Xpeng unveiled an increase in the second-quarter delivery forecast during trading on Tuesday, following the company’s price cut strategy to seize ground in the Chinese electric vehicle market. The positive outlook helped its US-listed shares to rise by 8% and its Philippine shares by 5%.
Company target of delivering 29,000 – 32,000 vehicles during the second quarter would be a leap of 25% to 37%. This increase in projected deliveries implies that other business strategies that are commonly used by organisations about promotions, lower charges, or heavy investments in key technologies like AI and self-driving automobiles are working efficiently.
Lots of discounts are expected in the first Xpeng G6 and G9 electric SUVs, thus boosting delivery in the short run but there is a string warning from Xiaomi. The tough competitive rivalry within the still-growing EV market came under discussion especially regarding the possible effects of Xiaomi’s SU8 on Xpeng’s SUV line. Rosalie Chen, an analyst at Third Bridge, spoke about the Xiaomi’s SU8 and its influence on the SUV series of Xpeng.
However, its performance and strategic growth direction do not seem to be a problem; it is the external environment that threatens the company’s growth on the international level.
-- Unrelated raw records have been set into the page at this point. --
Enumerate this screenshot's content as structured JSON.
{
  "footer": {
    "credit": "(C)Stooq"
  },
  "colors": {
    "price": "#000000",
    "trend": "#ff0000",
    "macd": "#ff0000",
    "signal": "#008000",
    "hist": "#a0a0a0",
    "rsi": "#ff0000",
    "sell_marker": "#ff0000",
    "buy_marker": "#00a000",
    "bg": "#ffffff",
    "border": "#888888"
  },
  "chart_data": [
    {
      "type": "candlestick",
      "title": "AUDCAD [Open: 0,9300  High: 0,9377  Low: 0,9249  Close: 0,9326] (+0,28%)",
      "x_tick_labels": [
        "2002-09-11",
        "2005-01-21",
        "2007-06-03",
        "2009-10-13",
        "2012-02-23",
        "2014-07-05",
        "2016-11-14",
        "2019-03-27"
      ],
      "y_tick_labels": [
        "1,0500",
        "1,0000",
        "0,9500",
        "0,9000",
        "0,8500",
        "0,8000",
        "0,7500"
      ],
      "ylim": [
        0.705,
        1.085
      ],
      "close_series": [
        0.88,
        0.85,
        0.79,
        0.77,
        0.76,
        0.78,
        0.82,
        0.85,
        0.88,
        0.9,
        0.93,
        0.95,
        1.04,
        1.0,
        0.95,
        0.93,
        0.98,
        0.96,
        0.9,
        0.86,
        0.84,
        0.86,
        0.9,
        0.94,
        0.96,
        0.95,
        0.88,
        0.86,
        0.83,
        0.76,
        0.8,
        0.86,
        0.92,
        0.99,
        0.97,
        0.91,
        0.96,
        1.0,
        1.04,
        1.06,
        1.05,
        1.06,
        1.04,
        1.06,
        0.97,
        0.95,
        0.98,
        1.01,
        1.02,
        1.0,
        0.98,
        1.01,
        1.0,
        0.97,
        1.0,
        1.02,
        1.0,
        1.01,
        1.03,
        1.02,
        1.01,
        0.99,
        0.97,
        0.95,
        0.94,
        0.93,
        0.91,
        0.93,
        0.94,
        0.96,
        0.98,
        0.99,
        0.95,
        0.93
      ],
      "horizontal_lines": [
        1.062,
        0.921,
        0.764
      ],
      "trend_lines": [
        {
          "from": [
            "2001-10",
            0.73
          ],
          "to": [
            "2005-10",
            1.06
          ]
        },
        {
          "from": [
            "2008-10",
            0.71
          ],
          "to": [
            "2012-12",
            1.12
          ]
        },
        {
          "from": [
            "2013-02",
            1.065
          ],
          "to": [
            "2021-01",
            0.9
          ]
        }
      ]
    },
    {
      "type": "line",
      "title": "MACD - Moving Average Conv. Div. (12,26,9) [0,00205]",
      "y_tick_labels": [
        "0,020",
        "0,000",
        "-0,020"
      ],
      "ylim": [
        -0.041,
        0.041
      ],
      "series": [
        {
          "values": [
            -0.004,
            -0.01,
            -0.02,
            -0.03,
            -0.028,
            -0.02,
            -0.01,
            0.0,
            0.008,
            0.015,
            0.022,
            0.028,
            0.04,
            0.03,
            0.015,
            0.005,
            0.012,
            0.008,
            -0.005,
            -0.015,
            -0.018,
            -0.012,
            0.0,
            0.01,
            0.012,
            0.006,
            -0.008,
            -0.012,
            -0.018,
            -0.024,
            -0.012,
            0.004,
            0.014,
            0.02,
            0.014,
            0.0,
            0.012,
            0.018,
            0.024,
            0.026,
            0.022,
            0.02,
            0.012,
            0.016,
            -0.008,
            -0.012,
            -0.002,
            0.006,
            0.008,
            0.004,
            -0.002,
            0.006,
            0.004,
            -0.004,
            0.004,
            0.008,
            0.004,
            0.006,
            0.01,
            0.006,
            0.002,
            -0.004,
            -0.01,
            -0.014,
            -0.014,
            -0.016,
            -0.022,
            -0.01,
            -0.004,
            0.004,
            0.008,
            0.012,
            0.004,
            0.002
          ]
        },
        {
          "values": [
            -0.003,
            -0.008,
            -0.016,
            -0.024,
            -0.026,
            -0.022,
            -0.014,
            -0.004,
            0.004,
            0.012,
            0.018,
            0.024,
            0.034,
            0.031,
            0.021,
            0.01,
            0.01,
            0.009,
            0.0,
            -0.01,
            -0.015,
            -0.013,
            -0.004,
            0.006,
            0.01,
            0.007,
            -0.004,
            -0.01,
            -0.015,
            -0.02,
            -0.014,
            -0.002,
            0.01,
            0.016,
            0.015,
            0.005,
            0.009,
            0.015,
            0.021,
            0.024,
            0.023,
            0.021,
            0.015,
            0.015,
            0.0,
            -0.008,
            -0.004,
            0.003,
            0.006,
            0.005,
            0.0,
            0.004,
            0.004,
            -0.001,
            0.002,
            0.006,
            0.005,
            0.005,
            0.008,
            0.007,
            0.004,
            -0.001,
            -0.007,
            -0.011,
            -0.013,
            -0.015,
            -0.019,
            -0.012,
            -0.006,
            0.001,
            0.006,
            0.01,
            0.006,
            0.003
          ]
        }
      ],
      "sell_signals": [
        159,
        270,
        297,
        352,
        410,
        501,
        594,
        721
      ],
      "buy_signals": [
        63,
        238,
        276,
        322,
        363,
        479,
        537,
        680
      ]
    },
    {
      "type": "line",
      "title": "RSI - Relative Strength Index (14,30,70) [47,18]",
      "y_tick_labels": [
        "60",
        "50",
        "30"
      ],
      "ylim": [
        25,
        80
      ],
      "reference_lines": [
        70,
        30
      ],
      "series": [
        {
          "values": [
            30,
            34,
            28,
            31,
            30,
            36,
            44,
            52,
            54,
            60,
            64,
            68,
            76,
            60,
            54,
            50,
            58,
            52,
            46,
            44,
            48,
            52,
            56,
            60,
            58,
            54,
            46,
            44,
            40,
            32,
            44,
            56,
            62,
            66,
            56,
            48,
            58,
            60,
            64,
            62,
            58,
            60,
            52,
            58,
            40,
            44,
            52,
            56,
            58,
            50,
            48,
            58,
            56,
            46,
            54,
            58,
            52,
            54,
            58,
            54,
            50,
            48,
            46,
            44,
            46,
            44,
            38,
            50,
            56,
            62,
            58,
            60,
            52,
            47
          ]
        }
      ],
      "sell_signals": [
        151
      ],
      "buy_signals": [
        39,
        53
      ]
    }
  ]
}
Recent globalisation muscles were provided by the European Commission’s initiation of an anti-subsidy probe and recent US tariffs hikes, which have compounded the company’s global expansion move. However, Xpeng is not dettered, and is planning to launch a series of new models, ranging from 100,000 yuan to 400,000 yuan within the next three years. Firstly, it is the electric sedan that will be launched in the fourth quarter of the current year.
Specifically, company officials revealed five international strategies including increasing sales in more than twenty countries by offering subsidies on electric vehicles under environmental conservation measures. Yet, the regulation psyche and the tariff hike reveal that Chinese electric vehicle manufacturers are not without risks when seeking to go global.